Introductory Statistics: Concepts, Models, and Applications
David W. Stockburger
The hypothesis tested is that linear relationship exists between two variables, x and y, as seen in the correlation coefficient (r). The NULL HYPOTHESIS, however, states that no linear relationship exists between the two variables. As in all hypothesis tests, the goal is to reject the NULL HYPOTHESIS and accept the ALTERNATIVE HYPOTHESIS. In other words, to decide that an effect, in this case a relationship, exists.
Suppose a study was performed which examined the relationship between attitude toward boxing and life-satisfaction. The attitude toward boxing measured by the following statement on a questionnaire is:
"1. I enjoy watching a good boxing match."
Life-satisfaction is measured with the following statement:
"2. I am pretty much satisfied with my life."
Both items were measured with the following scale.
1=Strongly Disagree 2=Disagree 3=No Opinion 4=Agree 5=Strongly Agree
The questionnaire was given to N=33 people. The obtained correlation coefficient between these two variables was r = -.30. Because the correlation is negative we conclude that the people who said they enjoyed watching a boxing match were less satisfied with their lives. The corollary, that individuals who said they were satisfied with their lives did not say they enjoyed watching boxing, is also true. On the basis of this evidence the researcher argues that there was a relationship between the two variables.
Before he or she could decide that there was a relationship, however, a hypothesis test had to be performed to negate, or at least make improbable, the hypothesis that the results were due to chance. The ever-present devil's advocate argues that there really is no relationship between the two variables; the obtained correlation was due to chance. In this case chance caused the results. The researcher just happened to select 33 people who had a negative correlation. If another sample were taken, the correlation was just as likely to be positive and just as large. Furthermore, if a sample of infinite size (population) was taken and the correlation coefficient computed, the true correlation coefficient would be 0.0. In order to answer this argument, an hypothesis test is needed.
In a thought experiment, the study is repeated an infinite number of times using the same two questions and a different sample of 33 individuals each time, assumming the null hypothesis is true.
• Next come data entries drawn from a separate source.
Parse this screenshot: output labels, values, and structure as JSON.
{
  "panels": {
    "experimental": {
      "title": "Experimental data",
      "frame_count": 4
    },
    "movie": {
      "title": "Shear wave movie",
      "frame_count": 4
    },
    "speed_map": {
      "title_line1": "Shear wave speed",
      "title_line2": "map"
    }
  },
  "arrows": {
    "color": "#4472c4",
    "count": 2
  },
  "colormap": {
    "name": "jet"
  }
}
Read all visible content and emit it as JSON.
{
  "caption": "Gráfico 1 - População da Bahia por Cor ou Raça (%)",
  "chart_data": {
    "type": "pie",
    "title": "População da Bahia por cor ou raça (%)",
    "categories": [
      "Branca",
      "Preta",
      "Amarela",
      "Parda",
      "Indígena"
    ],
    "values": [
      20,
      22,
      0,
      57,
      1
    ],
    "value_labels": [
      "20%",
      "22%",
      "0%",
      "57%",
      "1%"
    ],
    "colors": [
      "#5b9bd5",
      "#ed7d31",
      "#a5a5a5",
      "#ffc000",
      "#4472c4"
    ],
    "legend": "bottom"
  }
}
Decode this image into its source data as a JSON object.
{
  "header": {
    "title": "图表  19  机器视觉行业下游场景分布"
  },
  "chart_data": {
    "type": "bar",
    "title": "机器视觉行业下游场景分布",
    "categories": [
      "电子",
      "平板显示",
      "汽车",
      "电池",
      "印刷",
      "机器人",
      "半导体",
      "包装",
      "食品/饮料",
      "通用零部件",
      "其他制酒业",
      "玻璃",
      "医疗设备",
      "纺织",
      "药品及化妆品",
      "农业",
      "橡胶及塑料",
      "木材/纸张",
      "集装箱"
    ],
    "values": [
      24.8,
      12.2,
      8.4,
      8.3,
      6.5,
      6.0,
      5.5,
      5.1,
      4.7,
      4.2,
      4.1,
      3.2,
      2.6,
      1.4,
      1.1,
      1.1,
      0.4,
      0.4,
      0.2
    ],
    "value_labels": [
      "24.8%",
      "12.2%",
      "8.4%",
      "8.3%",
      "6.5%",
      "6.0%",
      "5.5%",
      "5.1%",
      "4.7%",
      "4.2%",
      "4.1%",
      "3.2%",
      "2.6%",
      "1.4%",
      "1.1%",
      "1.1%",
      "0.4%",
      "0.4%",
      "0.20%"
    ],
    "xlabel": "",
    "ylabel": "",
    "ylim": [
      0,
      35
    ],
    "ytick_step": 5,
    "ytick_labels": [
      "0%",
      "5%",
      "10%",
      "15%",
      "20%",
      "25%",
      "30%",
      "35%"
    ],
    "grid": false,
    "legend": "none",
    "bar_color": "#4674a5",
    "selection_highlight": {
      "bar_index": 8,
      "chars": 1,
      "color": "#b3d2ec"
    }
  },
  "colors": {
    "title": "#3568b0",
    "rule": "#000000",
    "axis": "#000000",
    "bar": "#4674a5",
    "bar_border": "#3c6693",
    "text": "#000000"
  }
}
Computing the correlation coefficient each time results in a sampling distribution of the correlation coefficient. The correlation coefficients can be graphed in a relative frequency distribution which might be similar to the following:
Note that this distribution looks like a normal distribution. It could not be normal, however, because the scores are limited to the range of -1.0 and 1.0.
Because the sampling distribution of the correlation coefficient has a unique shape, program is used to find values which cut off a given proportion of area. This program is included in this book. to use this program, one must first find the degrees of freedom using the following formula:
df = N - 2
After computing the degrees of freedom, click on the "Find" button:
These are the same values appearing on the sampling distribution of the correlation coefficient presented above. The values appearing in the row corresponding to the degrees of freedom are areas (probabilities) falling below the tail(s) of the distribution. In the above example, .95 area falls between correlations of -.344 and .344 and .99 area between -.442 and .442.
The obtained correlation coefficient is now compared with what would be expected given the model created under the Null Hypothesis. In the above example, the value of -.30 falls inside the critical values of -.344 and .344 which were found in the table. Because the obtained correlation coefficient did not fall in the tails of the distribution under the Null Hypothesis, the model and the corresponding null hypothesis must be retained. The model of no effects could explain the results. The correlation coefficient is not significant at the .05 level.
If the obtained correlation coefficient had been -.55, however, the decision would have been different. In this case the obtained correlation is unlikely given the model, because it falls in the tails of the sampling distribution. The model and corresponding null hypothesis are rejected as unlikely and the alternative hypothesis, that of a real effect, accepted. In this case the obtained correlation is said to be significant at the .05 level.